For the UNI token: The 6% price jump reflects reduced legal and regulatory risk being priced out. With the class action permanently dead, one of the longest-running legal threats to Uniswap Labs is gone. Whether the move holds depends on broader market conditions, but the legal overhang removal is a genuine catalyst.
FAQ
What does "dismissed with prejudice" mean? It means the case is permanently closed. The plaintiffs cannot refile the same claims. This is the strongest possible outcome for the defendant. A dismissal "without prejudice" would have allowed the plaintiffs to try again with a new complaint.
Does this ruling apply to all DeFi protocols? The ruling is from a federal district court in Manhattan. It is not technically binding on courts in other jurisdictions, but it is highly persuasive as precedent. Other judges facing similar DeFi liability cases will likely reference this ruling.
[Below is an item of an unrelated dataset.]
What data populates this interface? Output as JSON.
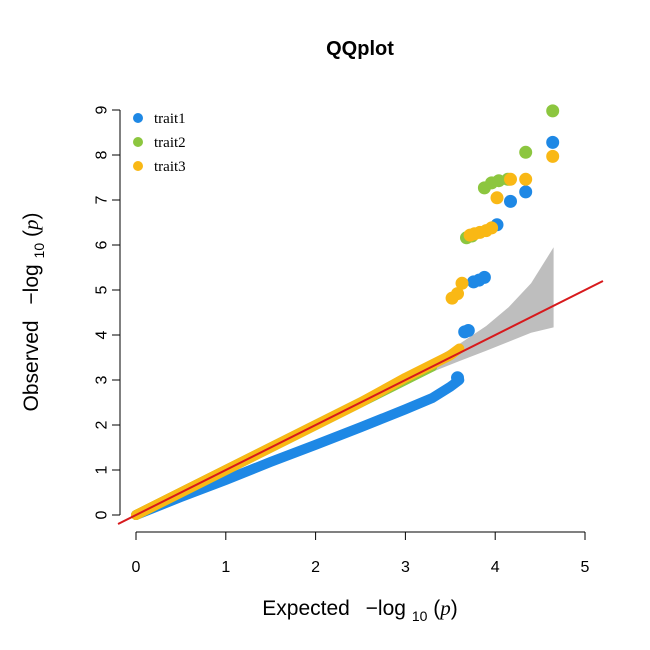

Can Uniswap still be sued for other reasons? Yes. This ruling covers the specific Risley class action claims about rug pull liability. Uniswap could still face regulatory action from the SEC, CFTC, or state regulators on separate grounds. The SEC's Wells notice to Uniswap Labs from 2024 is a separate matter.
Were the VC backers also cleared? Yes. Paradigm, Andreessen Horowitz, and Union Square Ventures were all defendants. The dismissal with prejudice covers all defendants in the case.
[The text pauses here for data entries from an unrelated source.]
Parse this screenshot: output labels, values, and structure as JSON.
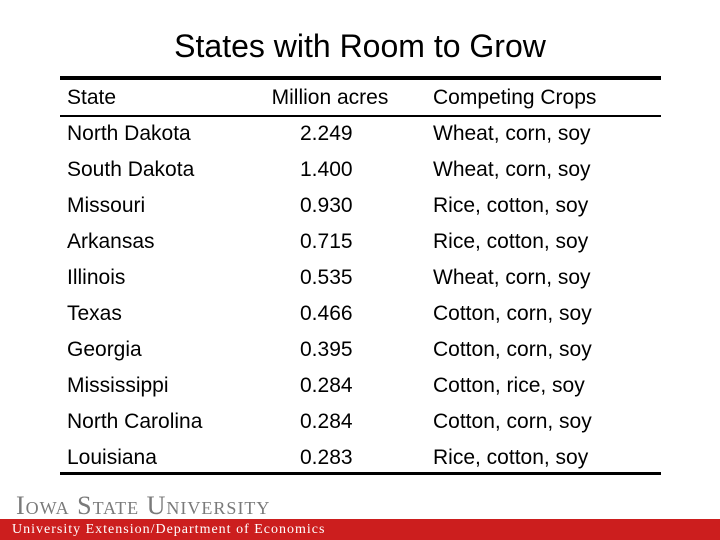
{
  "title": "States with Room to Grow",
  "table": {
    "headers": {
      "state": "State",
      "acres": "Million acres",
      "crops": "Competing Crops"
    },
    "rows": [
      {
        "state": "North Dakota",
        "acres": "2.249",
        "crops": "Wheat, corn, soy"
      },
      {
        "state": "South Dakota",
        "acres": "1.400",
        "crops": "Wheat, corn, soy"
      },
      {
        "state": "Missouri",
        "acres": "0.930",
        "crops": "Rice, cotton, soy"
      },
      {
        "state": "Arkansas",
        "acres": "0.715",
        "crops": "Rice, cotton, soy"
      },
      {
        "state": "Illinois",
        "acres": "0.535",
        "crops": "Wheat, corn, soy"
      },
      {
        "state": "Texas",
        "acres": "0.466",
        "crops": "Cotton, corn, soy"
      },
      {
        "state": "Georgia",
        "acres": "0.395",
        "crops": "Cotton, corn, soy"
      },
      {
        "state": "Mississippi",
        "acres": "0.284",
        "crops": "Cotton, rice, soy"
      },
      {
        "state": "North Carolina",
        "acres": "0.284",
        "crops": "Cotton, corn, soy"
      },
      {
        "state": "Louisiana",
        "acres": "0.283",
        "crops": "Rice, cotton, soy"
      }
    ]
  },
  "footer": {
    "logo_text": "Iowa State University",
    "department": "University Extension/Department of Economics",
    "band_color": "#cc1e1e",
    "logo_color": "#7a7a7a"
  }
}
What happened to the people who lost money to rug pulls? The court ruled their legal remedy is to pursue the actual scam token creators, not Uniswap. In practice, this is difficult because most rug pull operators use anonymous wallets.
Overview
Judge Katherine Polk Failla dismissed the Risley v. Universal Navigation class action with prejudice on March 3, 2026, ending a four-year legal battle over whether Uniswap is liable for scam tokens traded on its protocol. The ruling establishes that "providing a platform where fraud can exist is not the same as assisting fraud." Plaintiffs tried federal securities claims (rejected 2023), then state consumer protection claims (rejected 2026). Both failed. The decision creates strong precedent that DeFi protocol developers are not automatically liable for third-party misconduct on permissionless platforms. UNI rose 6% on the news.